THE BOOK THAT WANTS TO BE WRITTEN
Whenever I start a new novel, I record my first tentative ideas in a notebook. Sometimes I know what sort of book I want to write. The characters are already talking to me and I can’t wait to get scribbling. Sometimes I’m less sure and my notes are statements of intent, a form of wishful thinking. However I begin and whatever my intentions, what I always end up writing is the book that wants to be written.
When I was planning my eighth novel, The Trysting Tree, these were the very first notes I made…
What do I want to write?
Something simple and enjoyable to write.
Not too many characters.
Something set in a special building or garden, like Elizabeth Goudge’s THE BIRD IN THE TREE.
It could have a magical element (but not a ghost). Time-slip?
Further down the page I asked the key question. There’s always a question I ask myself, one that propels me into the research that helps create the world of the book.
What happened to large gardens during WWI when the staff went off to war?
Well, The Trysting Tree certainly wasn’t simple. Its complexity led me to give up on it twice, disheartened. As for my memo to self, “Not too many characters”, TTT covered a hundred years and involved four families.
Even my choice of narrator had to be abandoned. I started off with the idea that Beechgrave, the big Victorian house where the WWI half of the book was set, could tell its own story, then I realised most of what I’d planned took place outdoors, so I decided the neglected garden should narrate.
But it soon became apparent that the most significant events actually took place in the ancient beech wood on the outskirts of the estate. I realised I had to let the trees narrate. That was the book that wanted to be written. A narrating beech wood was perhaps a crazy notion and certainly a challenge to write, but it supplied the element of mystery and magic I’d wanted.
Here’s how the trees open the story…
She has forgotten what she saw long ago, what she found. Daily she walks in the wood, a woman now, who walked beneath our boughs as a child. Alone then, alone now.
The tree still stands, one of our number, where the child swung back and forth, laughing, clutching the thick ropes the man had slung over one of its branches. Now the woman gazes up at the leafy canopy and shivers.
The swing is gone, taken down long ago, but the rope left scars. She doesn’t see them, doesn’t remember.
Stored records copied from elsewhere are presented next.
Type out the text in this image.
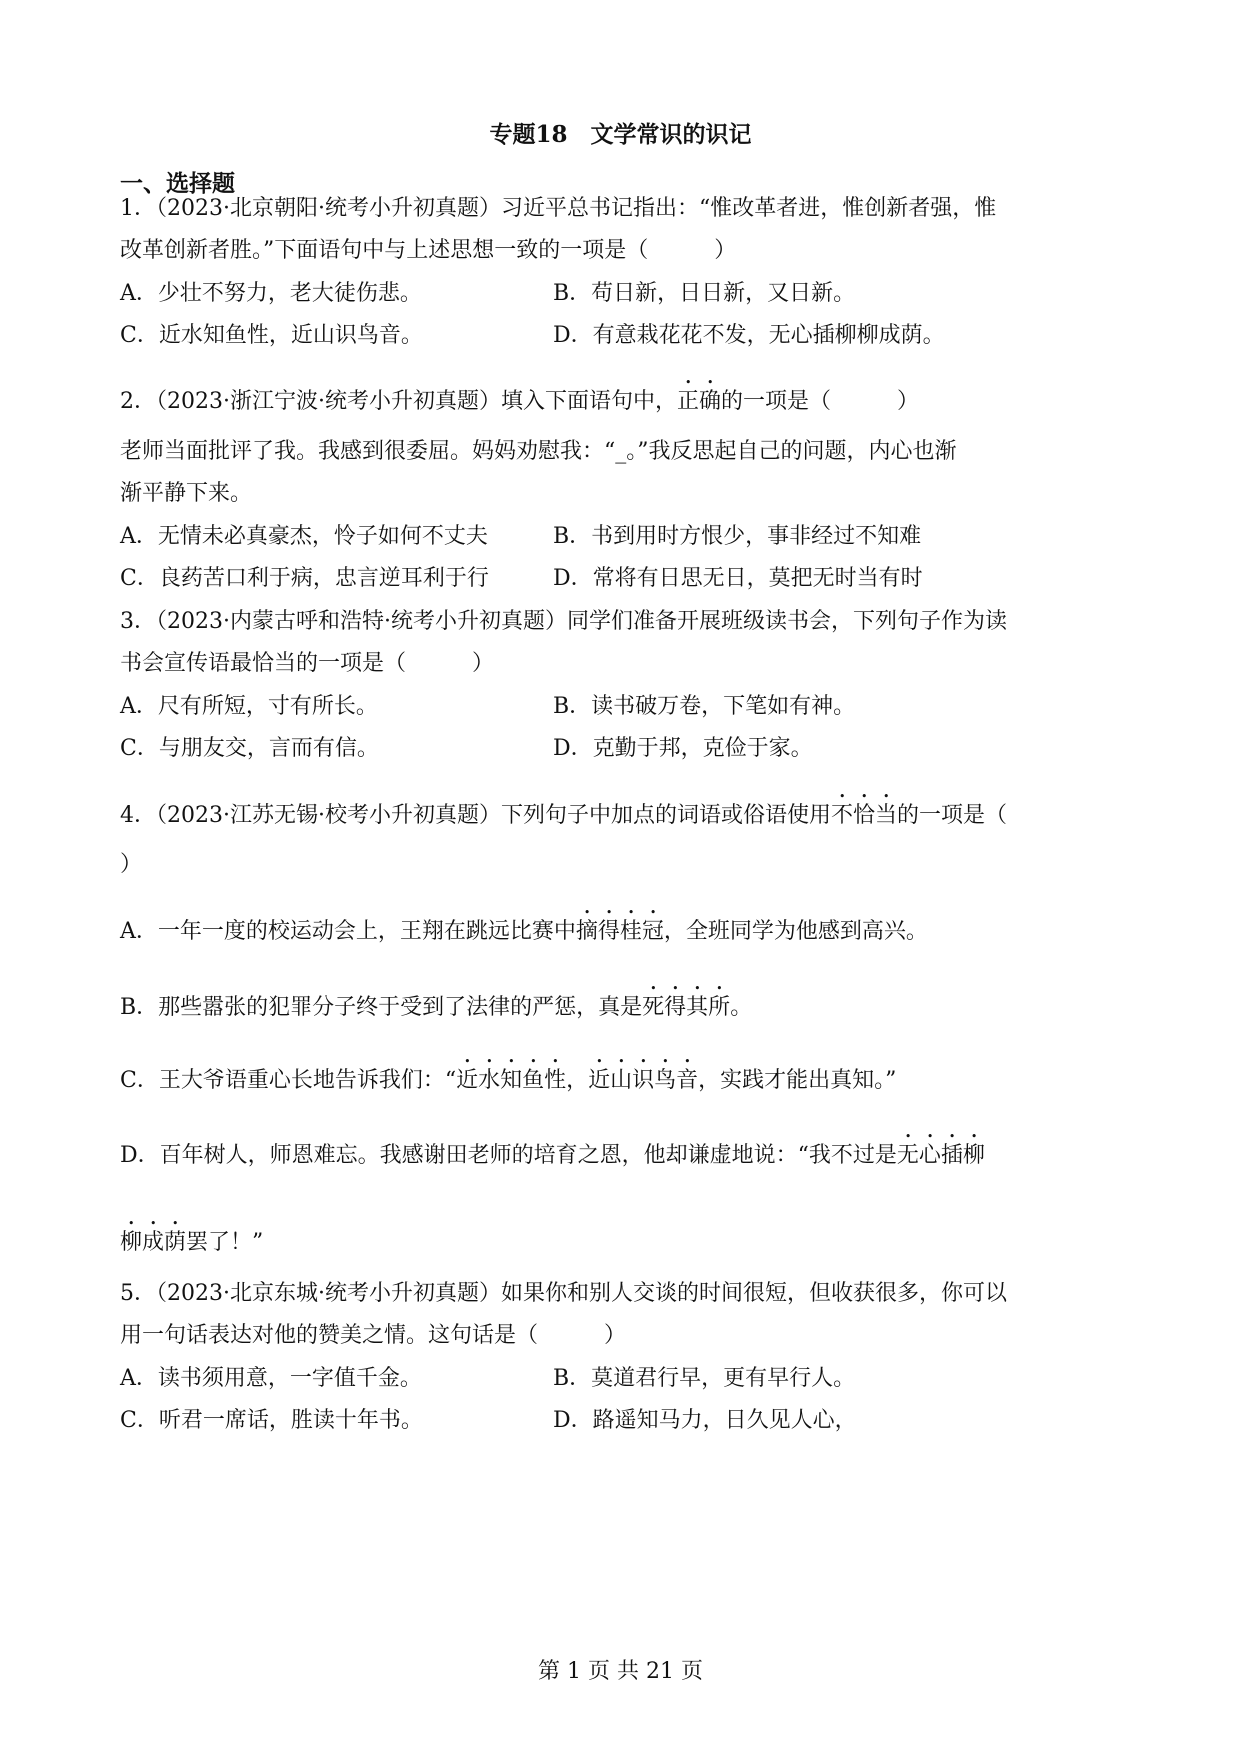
专题18　文学常识的识记
一、选择题
1．（2023·北京朝阳·统考小升初真题）习近平总书记指出：“惟改革者进，惟创新者强，惟
改革创新者胜。”下面语句中与上述思想一致的一项是（　　　）
A．少壮不努力，老大徒伤悲。	B．苟日新，日日新，又日新。
C．近水知鱼性，近山识鸟音。	D．有意栽花花不发，无心插柳柳成荫。
2．（2023·浙江宁波·统考小升初真题）填入下面语句中，正确的一项是（　　　）
老师当面批评了我。我感到很委屈。妈妈劝慰我：“_。”我反思起自己的问题，内心也渐
渐平静下来。
A．无情未必真豪杰，怜子如何不丈夫	B．书到用时方恨少，事非经过不知难
C．良药苦口利于病，忠言逆耳利于行	D．常将有日思无日，莫把无时当有时
3．（2023·内蒙古呼和浩特·统考小升初真题）同学们准备开展班级读书会，下列句子作为读
书会宣传语最恰当的一项是（　　　）
A．尺有所短，寸有所长。	B．读书破万卷，下笔如有神。
C．与朋友交，言而有信。	D．克勤于邦，克俭于家。
4．（2023·江苏无锡·校考小升初真题）下列句子中加点的词语或俗语使用不恰当的一项是（
）
A．一年一度的校运动会上，王翔在跳远比赛中摘得桂冠，全班同学为他感到高兴。
B．那些嚣张的犯罪分子终于受到了法律的严惩，真是死得其所。
C．王大爷语重心长地告诉我们：“近水知鱼性，近山识鸟音，实践才能出真知。”
D．百年树人，师恩难忘。我感谢田老师的培育之恩，他却谦虚地说：“我不过是无心插柳
柳成荫罢了！”
5．（2023·北京东城·统考小升初真题）如果你和别人交谈的时间很短，但收获很多，你可以
用一句话表达对他的赞美之情。这句话是（　　　）
A．读书须用意，一字值千金。	B．莫道君行早，更有早行人。
C．听君一席话，胜读十年书。	D．路遥知马力，日久见人心，
第 1 页 共 21 页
But she’s beginning to wonder if she has forgotten. And what she has forgotten.
There is a hole at the heart of the tree, a dark place that holds secrets. The woman looks up at the hiding place the child could never reach and she wonders.
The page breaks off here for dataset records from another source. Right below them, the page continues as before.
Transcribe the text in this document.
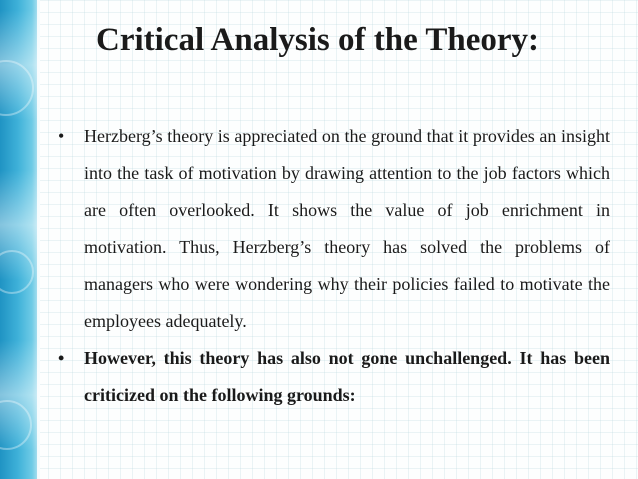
Critical Analysis of the Theory:
• Herzberg’s theory is appreciated on the ground that it provides an insight into the task of motivation by drawing attention to the job factors which are often overlooked. It shows the value of job enrichment in motivation. Thus, Herzberg’s theory has solved the problems of managers who were wondering why their policies failed to motivate the employees adequately.
• However, this theory has also not gone unchallenged. It has been criticized on the following grounds:
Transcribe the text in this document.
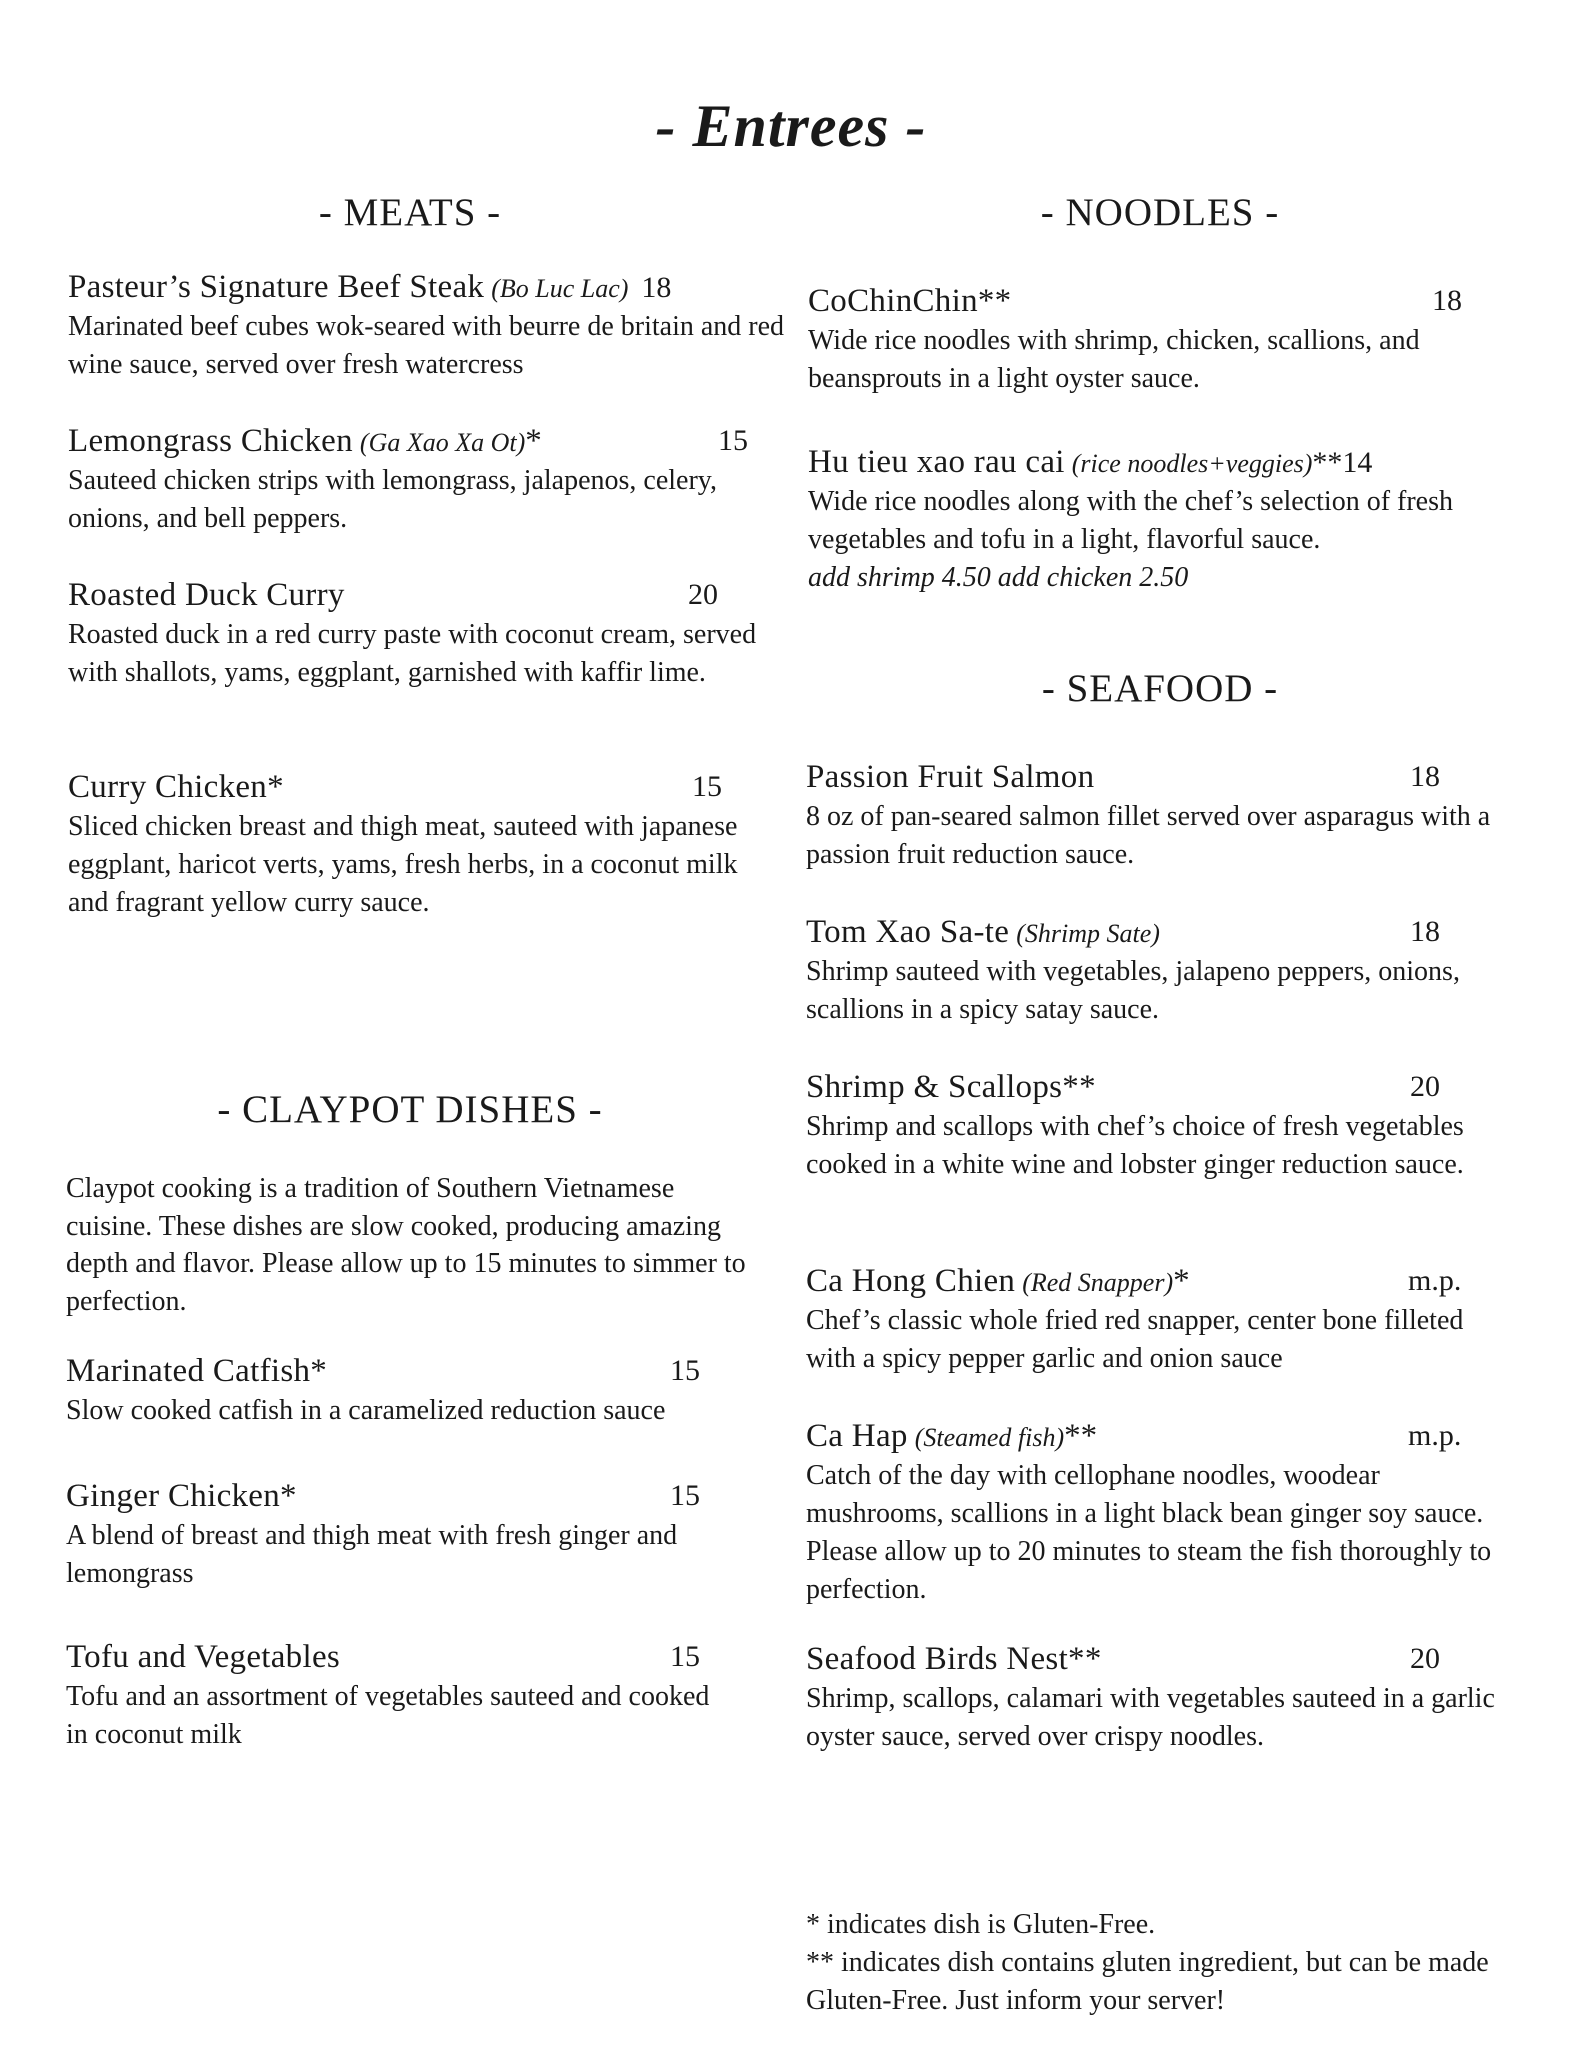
- Entrees -
- MEATS -
Pasteur’s Signature Beef Steak (Bo Luc Lac) 18
Marinated beef cubes wok-seared with beurre de britain and red wine sauce, served over fresh watercress
Lemongrass Chicken (Ga Xao Xa Ot)*	15
Sauteed chicken strips with lemongrass, jalapenos, celery, onions, and bell peppers.
Roasted Duck Curry	20
Roasted duck in a red curry paste with coconut cream, served with shallots, yams, eggplant, garnished with kaffir lime.
Curry Chicken*	15
Sliced chicken breast and thigh meat, sauteed with japanese eggplant, haricot verts, yams, fresh herbs, in a coconut milk and fragrant yellow curry sauce.
- CLAYPOT DISHES -
Claypot cooking is a tradition of Southern Vietnamese cuisine. These dishes are slow cooked, producing amazing depth and flavor. Please allow up to 15 minutes to simmer to perfection.
Marinated Catfish*	15
Slow cooked catfish in a caramelized reduction sauce
Ginger Chicken*	15
A blend of breast and thigh meat with fresh ginger and lemongrass
Tofu and Vegetables	15
Tofu and an assortment of vegetables sauteed and cooked in coconut milk
- NOODLES -
CoChinChin**	18
Wide rice noodles with shrimp, chicken, scallions, and beansprouts in a light oyster sauce.
Hu tieu xao rau cai (rice noodles+veggies)**14
Wide rice noodles along with the chef’s selection of fresh vegetables and tofu in a light, flavorful sauce.
add shrimp 4.50 add chicken 2.50
- SEAFOOD -
Passion Fruit Salmon	18
8 oz of pan-seared salmon fillet served over asparagus with a passion fruit reduction sauce.
Tom Xao Sa-te (Shrimp Sate)	18
Shrimp sauteed with vegetables, jalapeno peppers, onions, scallions in a spicy satay sauce.
Shrimp & Scallops**	20
Shrimp and scallops with chef’s choice of fresh vegetables cooked in a white wine and lobster ginger reduction sauce.
Ca Hong Chien (Red Snapper)*	m.p.
Chef’s classic whole fried red snapper, center bone filleted with a spicy pepper garlic and onion sauce
Ca Hap (Steamed fish)**	m.p.
Catch of the day with cellophane noodles, woodear mushrooms, scallions in a light black bean ginger soy sauce. Please allow up to 20 minutes to steam the fish thoroughly to perfection.
Seafood Birds Nest**	20
Shrimp, scallops, calamari with vegetables sauteed in a garlic oyster sauce, served over crispy noodles.
* indicates dish is Gluten-Free.
** indicates dish contains gluten ingredient, but can be made Gluten-Free. Just inform your server!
She is scarred like the tree, with a secret hidden in her heart. Something dark. Forgotten. Unreachable.
About the Book:
THE TRYSTING TREE
A century of secrets…
Four women live in the shadow of the Trysting Tree.
All have something to hide.
A man without a memory walks away from the Somme battlefield, while a young woman grieves beneath the tree that will guard her secret for a hundred years.
Ann de Freitas doesn’t remember what she witnessed when she was five. The truth lies buried in the beech wood, forgotten for forty years. Can love unlock Ann’s heart and mind?
Connor Grenville is restoring the walled garden where his grandmother, Ivy used to play. Before her death, she tried to destroy the family archive. Who was Ivy trying to protect? And why?
When a storm fells the Trysting Tree, revealing a century-old love hidden in its hollow heart, Ann and Connor begin to sift through the past in search of answers. What they discover changes everything.
Linda Gillard lives in Ayrshire, Scotland. She’s the author of eight novels, including STAR GAZING, short-listed in 2009 for Romantic Novel of the Year and the Robin Jenkins Literary Award. Her Kindle bestseller HOUSE OF SILENCE was selected for Amazon UK’s Top Ten Best of 2011 in the Indie Author category.